Güncel |
AB’nin beklentisi sivil anayasa |
AB Komisyonu 2009 İlerleme Raporunda, “Türkiye’de, 1980 askerî darbesi döneminde yazılan mevcut Anayasa’nın AB standartlarına uygun şekilde birçok alanda daha fazla demokratikleşmeye izin vermesi ve temel özgürlüklere daha güçlü güvenceler sağlaması için değiştirilmesi gerektiği konusunda farkındalığın arttığı” belirtildi. Öte yandan, Türkiye-AB ilişkilerinde birçoklarının “kaza” beklediği 2009 yılında, “Türkiye’nin üyelik treni fren yapınca” kötümser senaryolar 2010’a ertelendi. AB treni yavaşladı
Türkİye-AB ilişkilerinde birçoklarının “kaza” beklediği 2009 yılında, “Türkiye’nin üyelik treni fren yapınca” kötümser senaryolar 2010’a ertelendi. Gümrük Birliğine Ek Protokol kapsamında limanlarını ve havaalanlarının Kıbrıs Rum kesimi trafiğine açılmaması sebebiyle Türkiye’nin katılım müzakerelerinde 8 faslın açılmasını ve kalan fasılların kapatılmasını 11 Aralık 2006 tarihinde donduran AB üyeleri, AB Komisyonunu Türkiye’nin “yükümlülüklerini” yerine getirip getirmediğini “özellikle 2007, 2008 ve 2009’da olmak üzere, yıllık raporlarında uygun şekilde (üye ülkelere) bildirmekle” görevlendirmişti. AB Komisyonu, 14 Ekimde yayımladığı 2009 İlerleme Raporunda da Türkiye’nin limanlarını Kıbrıs Rum kesimi gemilerine açma yükümlülüğünü yerine getirmediğini belirtse de Türkiye’ye yeni bir yaptırım uygulanmasını önermemişti. Bu çerçevede Türkiye başta olmak üzere aday ve potansiyel aday ülkeleri ilgilendiren genişleme kararları için 7-8 Aralıkta toplanan AB dışişleri bakanları, Rum kesiminin katılım müzakerelerinin durdurulması dahil Türkiye’ye yeni yaptırımlar uygulanması talebini geri çevirerek, Türkiye’nin limanlarını açma yükümlülüğünü yerine getirip getirmediğini gelecek yıl yeniden değerlendirme kararı aldı. Böylece 2009, “Türkiye’nin AB treninin kaza yaptığı yıl” olarak tarihe geçmekten kurtulsa da dondurulan 8 fasıla ek olarak, Fransa ve Rumlar başta olmak üzere birçok AB üyesinin farklı fasılları engellemesi sebebiyle katılım müzakerelerinin oldukça yavaşlamasını beraberinde getirdi. Yılın ilk yarısındaki Çek Cumhuriyeti dönem başkanlığı sırasında vergilendirme faslını müzakerelere açan Türkiye’nin beklendiği gibi 21 Aralıkta çevre faslını da açması halinde, müzakerelere konu 33 fasıldan 12’sinde katılım müzakereleri başlamış olacak. 21 Aralıkta açılması beklenen çevre faslıyla 12 fasılda müzakereleri başlatmış olacak Türkiye’nin 8 faslın dondurulması, tek yanlı olarak Fransa’nın 5 faslı ve Rum kesiminin 6 faslı tıkaması ve bunların bir kısmının çakışması nedeniyle, geriye zorlu açılış kriterlerine sahip 4-5 fasıl kalıyor. Mevcut şartlar altında Türkiye’nin katılım müzakerelerinin gelecek yıllarda daha da yavaşlaması kaçınılmaz görünüyor.

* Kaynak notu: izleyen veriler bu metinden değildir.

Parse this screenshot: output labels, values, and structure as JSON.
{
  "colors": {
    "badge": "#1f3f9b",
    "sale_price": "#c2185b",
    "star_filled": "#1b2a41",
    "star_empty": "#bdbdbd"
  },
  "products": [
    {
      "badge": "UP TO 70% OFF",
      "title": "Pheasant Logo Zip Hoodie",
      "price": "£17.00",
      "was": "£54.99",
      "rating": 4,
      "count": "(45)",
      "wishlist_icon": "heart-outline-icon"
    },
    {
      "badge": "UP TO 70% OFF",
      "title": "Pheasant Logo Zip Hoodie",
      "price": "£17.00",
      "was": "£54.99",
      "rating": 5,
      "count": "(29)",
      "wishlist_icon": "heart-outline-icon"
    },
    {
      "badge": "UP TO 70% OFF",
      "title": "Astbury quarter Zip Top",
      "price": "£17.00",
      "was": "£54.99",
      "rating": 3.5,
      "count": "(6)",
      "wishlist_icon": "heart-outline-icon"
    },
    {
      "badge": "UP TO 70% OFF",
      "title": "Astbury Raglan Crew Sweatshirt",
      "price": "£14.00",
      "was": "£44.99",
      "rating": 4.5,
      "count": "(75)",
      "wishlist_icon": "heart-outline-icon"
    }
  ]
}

ZİYARET TRAFİĞİNDE ARTIŞ Adnan Menderes'in başbakanlığı döneminde 31 Temmuz 1959'da Türkiye'nin o zamanki adıyla Avrupa Ekonomik Topluluğuna başvurusuyla başlayan Türkiye-AB ilişkileri, geride bıraktığı 50 yılla "dünyanın en uzun nikahı" olarak tarihe geçerken, 8'inci Cumhurbaşkanı Turgut Özal'ın 1980'li yıllarda dile getirdiği "uzun ince bir yol" tanımını fazlasıyla doğruluyordu. Karşı tarafın bütün oyunbozanlıklarına rağmen "devlet politikası" olarak belirlediği AB üyeliği hedefinden vazgeçmeyen Türkiye, 2009 başından itibaren Brüksel'e Cumhurbaşkanlığı, Başbakanlık ve ana muhalefet partisi düzeyi dahil yaptığı üst düzey ziyaretlerle bu hedefini AB'li muhataplarına bir kez daha teyit ederken, 2008'in ardından 2009'da da Ankara'yı ziyarete eden AB Komisyonu Başkanı Jose Manuel Barroso, bazı üye ülkelerin aleyhte açıklamalarına rağmen, Türkiye'nin yelik sürecine bağlılıklarını tekrarladı.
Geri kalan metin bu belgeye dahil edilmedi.